Altro aspetto da analizzare è quello che fa riferimento a pensionamenti anticipati senza penalizzazioni. A parte, forse, la Quota 100 che effettivamente ha causato un costo consistente per le casse dell’Erario, le altre Quote 102, 103 e quella prossima del 2024 Quota 103 contributiva non determinano costi elevati, ma auspicando, invece, che ci sia una flessibilità in uscita basterebbe applicare delle lievi penalizzazioni annue a chi volesse uscire prima dal mondo del lavoro contrapposte a forme di incentivi a chi, invece, volesse ritardare il pensionamento oltre l’età ordinamentale. I costi sarebbero molto limitati e compensati da chi rimanendo più anni in attività lavorativa godrebbe per meno anni dell’assegno previdenziale.

Riguardo, poi, al costo totale della previdenza in Italia che all’attualità è al 16,3% del Pil, secondo tra i 38 Paesi Ocse, e che dovrebbe poi aumentare fino al 17,9% nel 2035, basterebbe attuare la separazione tra previdenza e assistenza di cui si parla da anni facendo gravare, giustamente, i costi dell’assistenza sulla fiscalità generale. Il costo da bilancio della previdenza scenderebbe a circa il 12% del Pil, perfettamente in linea con i Paesi più virtuosi.

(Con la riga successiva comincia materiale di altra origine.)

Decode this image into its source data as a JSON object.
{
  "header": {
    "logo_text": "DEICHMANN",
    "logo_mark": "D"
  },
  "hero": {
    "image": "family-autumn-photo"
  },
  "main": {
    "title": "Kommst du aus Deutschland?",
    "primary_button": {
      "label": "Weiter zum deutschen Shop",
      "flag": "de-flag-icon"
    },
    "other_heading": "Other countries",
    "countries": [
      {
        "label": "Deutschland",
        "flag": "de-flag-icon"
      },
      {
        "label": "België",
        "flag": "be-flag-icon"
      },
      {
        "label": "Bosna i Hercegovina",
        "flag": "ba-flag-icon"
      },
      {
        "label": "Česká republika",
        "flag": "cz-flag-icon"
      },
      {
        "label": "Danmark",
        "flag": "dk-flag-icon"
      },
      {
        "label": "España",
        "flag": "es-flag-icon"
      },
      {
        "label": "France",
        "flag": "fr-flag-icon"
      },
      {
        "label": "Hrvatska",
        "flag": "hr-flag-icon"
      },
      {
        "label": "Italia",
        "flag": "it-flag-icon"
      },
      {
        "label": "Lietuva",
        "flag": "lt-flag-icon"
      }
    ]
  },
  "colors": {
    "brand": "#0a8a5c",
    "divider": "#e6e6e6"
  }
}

Analizzando le pensioni pubbliche, ovviamente l’Ocse in questo rapporto non fa alcun cenno a tutta la parte relativa alla previdenza complementare che seppur faticosamente sta entrando sempre più nelle case e nella mente di tutti gli italiani. Un ingresso repentino a forme integrative dei giovani appena assunti farà loro avere quel 20-30% di pensione da aggiungere a quella pubblica e raggiungere oltre l’80% di tasso di sostituzione necessario per avere una vita decorosa da pensionati.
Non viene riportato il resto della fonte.